Não se trata de preconceito ou preciosismo. “Bairro” é uma denominação legal de um espaço urbano criado por LEI dentro de uma cidade. É uma unidade territorial dentro do todo.
O marketing rastaquera da volúpia imobiliária tem usado este termo de forma afrontosa à norma local, causando confusão. Nem cito os que esta manobra “criou”. A mídia tem uma venda nos olhas e está à venda de quem mais paga. Aqui, estes esquecem que o interesse privado não pode se sobrepor ao público.
Não bastasse isto tudo, agora a própria Prefeitura quer alargar na marra o histórico IV Distrito. Ele veio ao longo dos tempos tendo uma "ampliação", mas sem o atual caráter perverso para diminuir tributos a setores privilegiados, para os seus apaniguados.
No momento em que a revisão do Plano Diretor deveria estar em debate na Câmara, inventou-se um "Plano Diretor" para o Centro Histórico e outro para o IV Distrito. Não existe um "plano" nem governança que se sustente, se não for global, com olhar sobre o conjunto todo, para formatar um uníssono na diversidade.
Porto Alegre tem suas marcas e para modificá-las é preciso um repensar. Não estamos nem pensando e nem repensando. A cópia de modelos exógenos ou provações por interesses comandam o Paço Municipal.

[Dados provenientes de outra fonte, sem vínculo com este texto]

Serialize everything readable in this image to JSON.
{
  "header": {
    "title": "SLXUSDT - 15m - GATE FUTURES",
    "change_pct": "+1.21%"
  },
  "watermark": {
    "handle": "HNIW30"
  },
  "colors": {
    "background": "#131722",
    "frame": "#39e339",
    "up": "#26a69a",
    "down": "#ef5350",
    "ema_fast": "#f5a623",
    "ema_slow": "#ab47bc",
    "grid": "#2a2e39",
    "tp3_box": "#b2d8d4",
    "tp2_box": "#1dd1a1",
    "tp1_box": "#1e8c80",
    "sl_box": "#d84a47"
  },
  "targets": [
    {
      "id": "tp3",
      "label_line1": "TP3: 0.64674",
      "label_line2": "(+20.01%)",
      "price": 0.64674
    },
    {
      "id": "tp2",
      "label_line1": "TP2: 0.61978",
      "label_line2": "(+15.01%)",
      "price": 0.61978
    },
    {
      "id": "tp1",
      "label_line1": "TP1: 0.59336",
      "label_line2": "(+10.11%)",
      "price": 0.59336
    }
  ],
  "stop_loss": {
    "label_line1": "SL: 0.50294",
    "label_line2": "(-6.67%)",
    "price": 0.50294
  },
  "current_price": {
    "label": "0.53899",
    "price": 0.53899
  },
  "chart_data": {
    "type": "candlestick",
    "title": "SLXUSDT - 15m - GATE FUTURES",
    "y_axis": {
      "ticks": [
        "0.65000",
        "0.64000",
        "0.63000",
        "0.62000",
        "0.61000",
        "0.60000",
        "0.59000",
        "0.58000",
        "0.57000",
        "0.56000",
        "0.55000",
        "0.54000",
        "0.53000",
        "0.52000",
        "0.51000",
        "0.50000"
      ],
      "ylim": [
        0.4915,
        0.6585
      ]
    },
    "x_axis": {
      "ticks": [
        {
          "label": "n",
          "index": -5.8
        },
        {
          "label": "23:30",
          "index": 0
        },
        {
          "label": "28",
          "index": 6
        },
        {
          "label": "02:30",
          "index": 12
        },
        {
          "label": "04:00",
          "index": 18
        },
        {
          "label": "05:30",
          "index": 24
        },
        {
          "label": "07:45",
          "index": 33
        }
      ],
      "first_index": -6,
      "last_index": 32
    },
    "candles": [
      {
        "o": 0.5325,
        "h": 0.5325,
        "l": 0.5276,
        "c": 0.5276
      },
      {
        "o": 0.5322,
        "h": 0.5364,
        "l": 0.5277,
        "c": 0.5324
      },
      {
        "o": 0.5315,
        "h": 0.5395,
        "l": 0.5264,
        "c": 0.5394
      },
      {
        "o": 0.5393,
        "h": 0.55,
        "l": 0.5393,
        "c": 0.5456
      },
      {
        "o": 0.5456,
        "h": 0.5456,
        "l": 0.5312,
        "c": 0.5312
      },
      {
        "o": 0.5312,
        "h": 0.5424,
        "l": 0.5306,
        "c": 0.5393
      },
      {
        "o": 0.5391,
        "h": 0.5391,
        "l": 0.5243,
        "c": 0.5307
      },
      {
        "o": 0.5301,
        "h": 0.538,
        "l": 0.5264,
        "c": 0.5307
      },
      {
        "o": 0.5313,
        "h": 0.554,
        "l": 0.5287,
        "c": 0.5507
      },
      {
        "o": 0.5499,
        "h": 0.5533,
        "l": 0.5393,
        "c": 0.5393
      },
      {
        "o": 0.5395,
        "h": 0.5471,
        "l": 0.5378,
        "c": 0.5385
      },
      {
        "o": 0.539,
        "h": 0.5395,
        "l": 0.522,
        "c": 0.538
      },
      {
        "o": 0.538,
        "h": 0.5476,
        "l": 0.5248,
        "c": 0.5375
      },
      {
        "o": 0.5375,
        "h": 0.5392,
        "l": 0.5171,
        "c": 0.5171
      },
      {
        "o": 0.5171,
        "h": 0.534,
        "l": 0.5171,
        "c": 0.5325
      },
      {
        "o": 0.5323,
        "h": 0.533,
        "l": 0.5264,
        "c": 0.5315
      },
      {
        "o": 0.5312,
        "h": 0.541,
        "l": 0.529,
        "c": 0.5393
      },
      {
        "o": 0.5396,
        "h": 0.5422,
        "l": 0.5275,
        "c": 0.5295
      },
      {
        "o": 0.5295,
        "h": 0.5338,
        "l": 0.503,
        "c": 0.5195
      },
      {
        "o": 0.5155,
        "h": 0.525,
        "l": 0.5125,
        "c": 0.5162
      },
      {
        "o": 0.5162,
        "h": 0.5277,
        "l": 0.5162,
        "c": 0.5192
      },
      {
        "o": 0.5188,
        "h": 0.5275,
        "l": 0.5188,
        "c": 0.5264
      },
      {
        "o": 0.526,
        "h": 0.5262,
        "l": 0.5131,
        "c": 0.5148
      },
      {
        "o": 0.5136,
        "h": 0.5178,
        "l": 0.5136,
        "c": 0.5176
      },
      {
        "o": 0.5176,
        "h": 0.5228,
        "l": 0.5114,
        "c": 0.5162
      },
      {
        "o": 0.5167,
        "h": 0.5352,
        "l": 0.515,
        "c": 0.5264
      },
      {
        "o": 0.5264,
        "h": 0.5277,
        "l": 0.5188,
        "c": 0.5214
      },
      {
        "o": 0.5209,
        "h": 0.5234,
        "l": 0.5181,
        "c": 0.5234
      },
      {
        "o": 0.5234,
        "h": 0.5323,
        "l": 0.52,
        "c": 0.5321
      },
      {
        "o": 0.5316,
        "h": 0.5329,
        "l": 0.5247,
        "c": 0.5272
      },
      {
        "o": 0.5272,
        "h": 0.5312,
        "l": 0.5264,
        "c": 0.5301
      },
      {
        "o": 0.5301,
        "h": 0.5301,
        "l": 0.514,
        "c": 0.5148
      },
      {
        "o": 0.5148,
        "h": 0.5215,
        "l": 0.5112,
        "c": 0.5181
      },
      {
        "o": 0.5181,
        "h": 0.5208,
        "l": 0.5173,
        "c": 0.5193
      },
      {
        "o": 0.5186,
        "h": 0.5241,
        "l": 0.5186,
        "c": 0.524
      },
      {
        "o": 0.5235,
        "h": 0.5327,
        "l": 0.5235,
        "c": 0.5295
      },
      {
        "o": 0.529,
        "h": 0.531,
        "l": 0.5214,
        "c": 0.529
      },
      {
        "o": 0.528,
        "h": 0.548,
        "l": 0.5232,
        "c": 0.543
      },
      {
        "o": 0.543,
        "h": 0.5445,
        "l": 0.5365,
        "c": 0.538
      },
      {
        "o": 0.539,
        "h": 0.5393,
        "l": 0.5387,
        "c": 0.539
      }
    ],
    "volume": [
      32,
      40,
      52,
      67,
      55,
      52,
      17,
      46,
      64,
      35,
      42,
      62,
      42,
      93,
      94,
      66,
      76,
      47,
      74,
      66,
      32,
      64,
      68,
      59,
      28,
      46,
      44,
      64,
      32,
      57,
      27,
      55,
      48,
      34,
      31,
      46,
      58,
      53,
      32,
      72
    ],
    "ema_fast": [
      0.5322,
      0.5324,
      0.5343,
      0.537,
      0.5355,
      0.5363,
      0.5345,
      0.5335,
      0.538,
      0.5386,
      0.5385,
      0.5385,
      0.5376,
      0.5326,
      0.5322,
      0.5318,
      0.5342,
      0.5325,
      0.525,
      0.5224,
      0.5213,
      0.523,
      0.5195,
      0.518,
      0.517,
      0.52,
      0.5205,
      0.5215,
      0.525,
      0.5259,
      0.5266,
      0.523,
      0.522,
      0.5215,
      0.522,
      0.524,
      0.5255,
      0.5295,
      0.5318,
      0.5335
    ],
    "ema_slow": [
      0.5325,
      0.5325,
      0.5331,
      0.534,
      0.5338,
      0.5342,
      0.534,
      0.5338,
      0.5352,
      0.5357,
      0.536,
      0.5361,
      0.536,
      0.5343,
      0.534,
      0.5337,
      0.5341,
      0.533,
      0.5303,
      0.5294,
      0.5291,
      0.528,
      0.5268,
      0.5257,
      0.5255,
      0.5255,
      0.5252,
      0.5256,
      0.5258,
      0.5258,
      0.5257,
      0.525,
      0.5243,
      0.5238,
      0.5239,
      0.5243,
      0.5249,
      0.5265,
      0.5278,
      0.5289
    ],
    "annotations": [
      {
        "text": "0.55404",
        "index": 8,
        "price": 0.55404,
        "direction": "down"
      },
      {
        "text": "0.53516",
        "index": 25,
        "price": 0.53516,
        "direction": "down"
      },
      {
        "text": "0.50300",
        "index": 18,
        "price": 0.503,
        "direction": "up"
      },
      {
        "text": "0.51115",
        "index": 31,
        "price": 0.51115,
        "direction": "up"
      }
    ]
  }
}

A população desconhece o atual plano, porque a Administração esconde o plano e badala os remendos ilegais. Muito menos sabe da proposta que se discute, já com uma “proposta” da terceira ou quarta consultoria. Agora, quem dá as linhas é a Consultoria Ernest Young. A EY é líder global em serviços de auditoria, impostos, transações e consultoria. Ou seja, tudo menos Plano Diretor. Isto é Porto Alegre.
Em 1914, nosso Plano de Melhoramentos foi comandado por um servidor público o engenheiro-arquiteto João Moreira Maciel e uma pequena equipe. Naqueles tempos não se conhecia o que pudesse ser uma participação cidadã.
Em 1959 e 1979, os planos vierem do seio da Administração e seus técnicos. Em 1999, pela primeira vem tivemos um PPDUA com ampla participação dos moradores da capital. A revisão de 2009 foi a revisão da pressão do setor imobiliário que já vinha com “sede ao pote”.
A revisão deveria ter começado em 2020. Estamos em 2024 e a mídia anuncia, mais uma vez, que a revisão do Plano Diretor de Porto Alegre vai atrasar. Depois da conferência realizada na PUCRS há um mês, a Secretaria Municipal de Meio Ambiente, Urbanismo e Sustentabilidade (Smamus) ficou encarregada de redigir as propostas para serem discutidas em audiência pública na Câmara. Mas a Smamus ainda não tem o texto que embasará a revisão, diz um jornal da capital.
Estamos, portanto, sob o comando de um Plano Diretor vencido em parte, com planos fatiados para dois bairros, vendas de índices com critérios duvidosos e obscuros, com liberações de áreas e edificações patrimonializadas.
É “um deus dará”, é um “salve-se quem puder”. Isto não é planejamento, não tem governança de fato, tem o comando dos interesses imobiliários, tudo está à venda, sejam economias fechadas por falta de ocupação, seja a cidade à venda a quem tiver alcance ao poder. E quem deveria falar, denunciar, cobrar tem uma maioria com venda nos olhos, para não ver o descalabro em que se vive.
Na Câmara, há um silêncio obsequioso, estranho a um Parlamento.
Adeli Sell é vereador em Porto Alegre.